The whole implementation took around 300 lines of high-level Factor code. It's in two vocabs
compiler.cfg.dependence
and compiler.cfg.scheduling
. The first vocab defines procedures for constructing the dependence graph of a basic block, as well as partitioning that graph into fan-in trees and calculating the Sethi-Ullman numbering for these trees. The second vocab defines a word schedule-instructions
which schedules the instructions of each basic block of a CFG. This word is called after write barrier elimination and before representation selection. To save time, only blocks which might cause register spilling are scheduled.Update: The code is now up in a branch of my git repository.
On Reddit, Slava Pestov explains why scheduling instructions can reduce register pressure.
This is a really cool optimization, but Dan doesn't explain why re-ordering instructions can reduce the number of spills and reloads. If this doesn't make sense to you, here's a really basic example. Suppose you have this sequence of operations in a hypothetical SSA IR:
x = 1
y = 2
z[0] = x
z[1] = y
This needs three registers to compile without spilling, one for each one of x y and z. If your CPU only has two registers, there will be additional memory accesses generated.

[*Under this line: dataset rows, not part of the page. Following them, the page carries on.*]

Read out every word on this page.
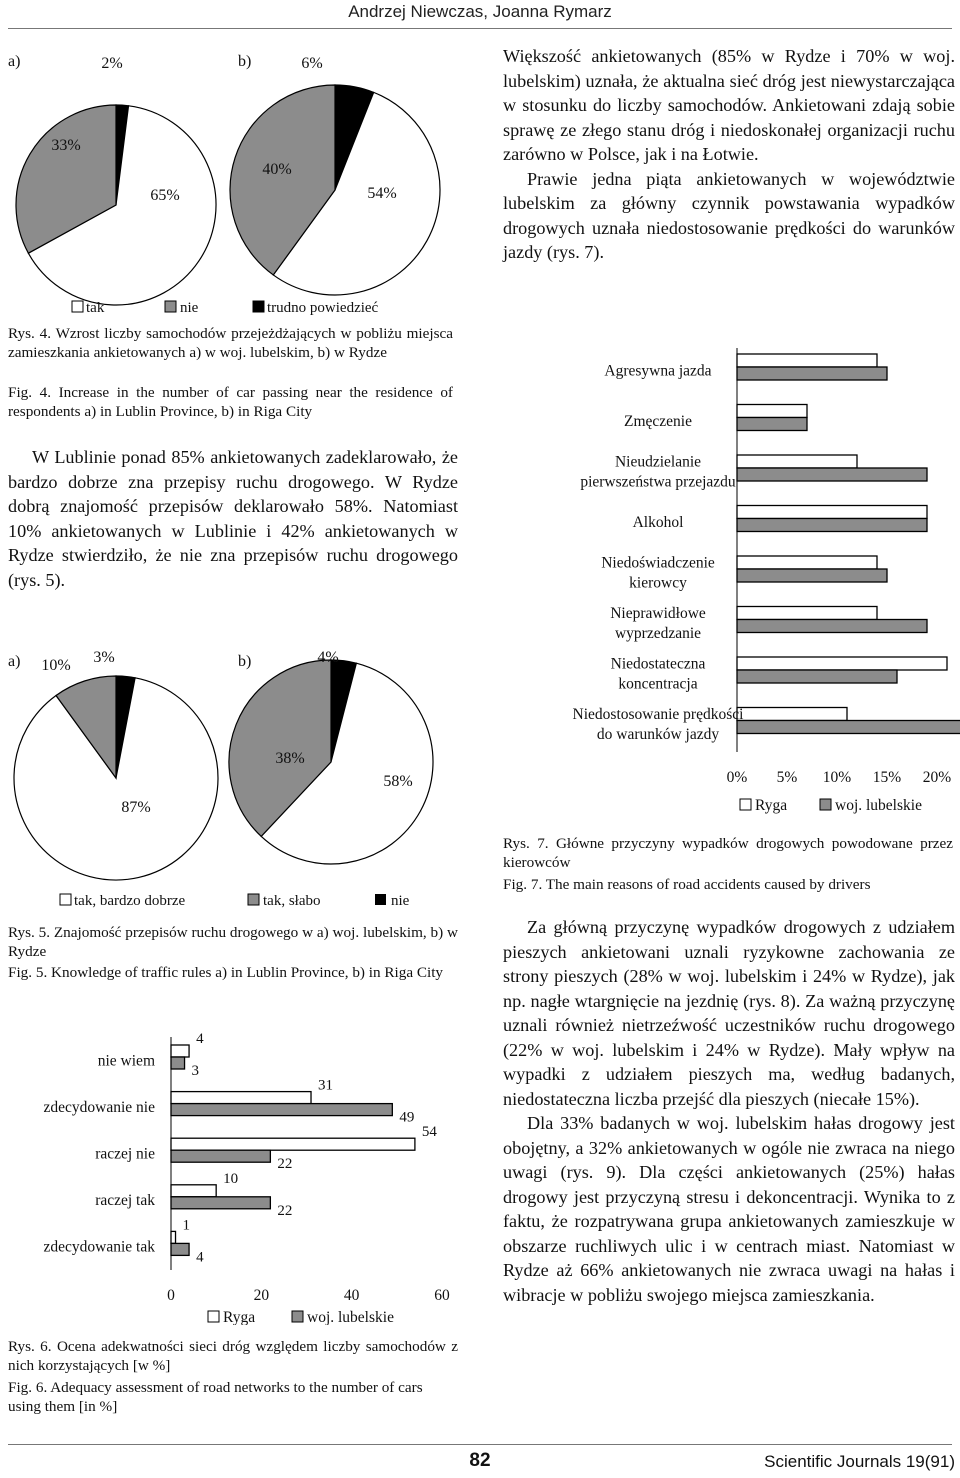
Andrzej Niewczas, Joanna Rymarz
a)	b)
65%
33%
2%
54%
40%
6%
tak	nie	trudno powiedzieć
Rys. 4. Wzrost liczby samochodów przejeżdżających w pobliżu miejsca zamieszkania ankietowanych a) w woj. lubelskim, b) w Rydze
Fig. 4. Increase in the number of car passing near the residence of respondents a) in Lublin Province, b) in Riga City

W Lublinie ponad 85% ankietowanych zadeklarowało, że bardzo dobrze zna przepisy ruchu drogowego. W Rydze dobrą znajomość przepisów deklarowało 58%. Natomiast 10% ankietowanych w Lublinie i 42% ankietowanych w Rydze stwierdziło, że nie zna przepisów ruchu drogowego (rys. 5).

a)	b)
87%
10% 3%
58%
38%
4%
tak, bardzo dobrze	tak, słabo	nie
Rys. 5. Znajomość przepisów ruchu drogowego w a) woj. lubelskim, b) w Rydze
Fig. 5. Knowledge of traffic rules a) in Lublin Province, b) in Riga City
4
3
nie wiem
31
49
zdecydowanie nie
54
22
raczej nie
10
22
raczej tak
1
4
zdecydowanie tak
0	20	40	60
Ryga	woj. lubelskie
Rys. 6. Ocena adekwatności sieci dróg względem liczby samochodów z nich korzystających [w %]
Fig. 6. Adequacy assessment of road networks to the number of cars using them [in %]

Większość ankietowanych (85% w Rydze i 70% w woj. lubelskim) uznała, że aktualna sieć dróg jest niewystarczająca w stosunku do liczby samochodów. Ankietowani zdają sobie sprawę ze złego stanu dróg i niedoskonałej organizacji ruchu zarówno w Polsce, jak i na Łotwie.

Prawie jedna piąta ankietowanych w województwie lubelskim za główny czynnik powstawania wypadków drogowych uznała niedostosowanie prędkości do warunków jazdy (rys. 7).

Agresywna jazda
Zmęczenie
Nieudzielanie
pierwszeństwa przejazdu
Alkohol
Niedoświadczenie
kierowcy
Nieprawidłowe
wyprzedzanie
Niedostateczna
koncentracja
Niedostosowanie prędkości
do warunków jazdy
0% 5% 10% 15% 20%
Ryga	woj. lubelskie
Rys. 7. Główne przyczyny wypadków drogowych powodowane przez kierowców
Fig. 7. The main reasons of road accidents caused by drivers

Za główną przyczynę wypadków drogowych z udziałem pieszych ankietowani uznali ryzykowne zachowania ze strony pieszych (28% w woj. lubelskim i 24% w Rydze), jak np. nagłe wtargnięcie na jezdnię (rys. 8). Za ważną przyczynę uznali również nietrzeźwość uczestników ruchu drogowego (22% w woj. lubelskim i 24% w Rydze). Mały wpływ na wypadki z udziałem pieszych ma, według badanych, niedostateczna liczba przejść dla pieszych (niecałe 15%).

Dla 33% badanych w woj. lubelskim hałas drogowy jest obojętny, a 32% ankietowanych w ogóle nie zwraca na niego uwagi (rys. 9). Dla części ankietowanych (25%) hałas drogowy jest przyczyną stresu i dekoncentracji. Wynika to z faktu, że rozpatrywana grupa ankietowanych zamieszkuje w obszarze ruchliwych ulic i w centrach miast. Natomiast w Rydze aż 66% ankietowanych nie zwraca uwagi na hałas i wibracje w pobliżu swojego miejsca zamieszkania.

82	Scientific Journals 19(91)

If we re-arrange the instructions like so, and assuming that x and y are not referenced anywhere else, then x and y can share a register, since their live ranges no longer overlap:
x = 1
z[0] = x
y = 2
z[1] = y
This code no longer generates spills on a two-register CPU.
Update 2: The scheduling doesn't actually produce much of a speedup yet. It makes the fasta benchmark about 6% faster, and other benchmarks are unchanged as far as I can tell. Oops! I should have benchmarked before blogging. Anyway, I think I might be able to improve this by making a more accurate dependency graph, so there aren't so many false control dependences. At this point, the optimization isn't very useful, but I'm just happy that I managed to get any speedup at all.
Update 3: With a couple minor modifications, it actually makes the fasta benchmark 9% faster, and removes 29% of spills and 26% of reloads, but this still isn't so great. Also, the total size of compiled code in the development image decreased by 1.5% with this change.
Update 4: I modified the dependence graph construction code to reorder stack instructions (peek and replace). To do this without extra false dependences, I revived the old stack height normalization code, which is necessary because stack heights may change multiple times within a basic block due block joining. Stack height normalization was removed from the compiler when the new DCN was added. Now, around 35% of spills and reloads are eliminated, compared to the version without scheduling.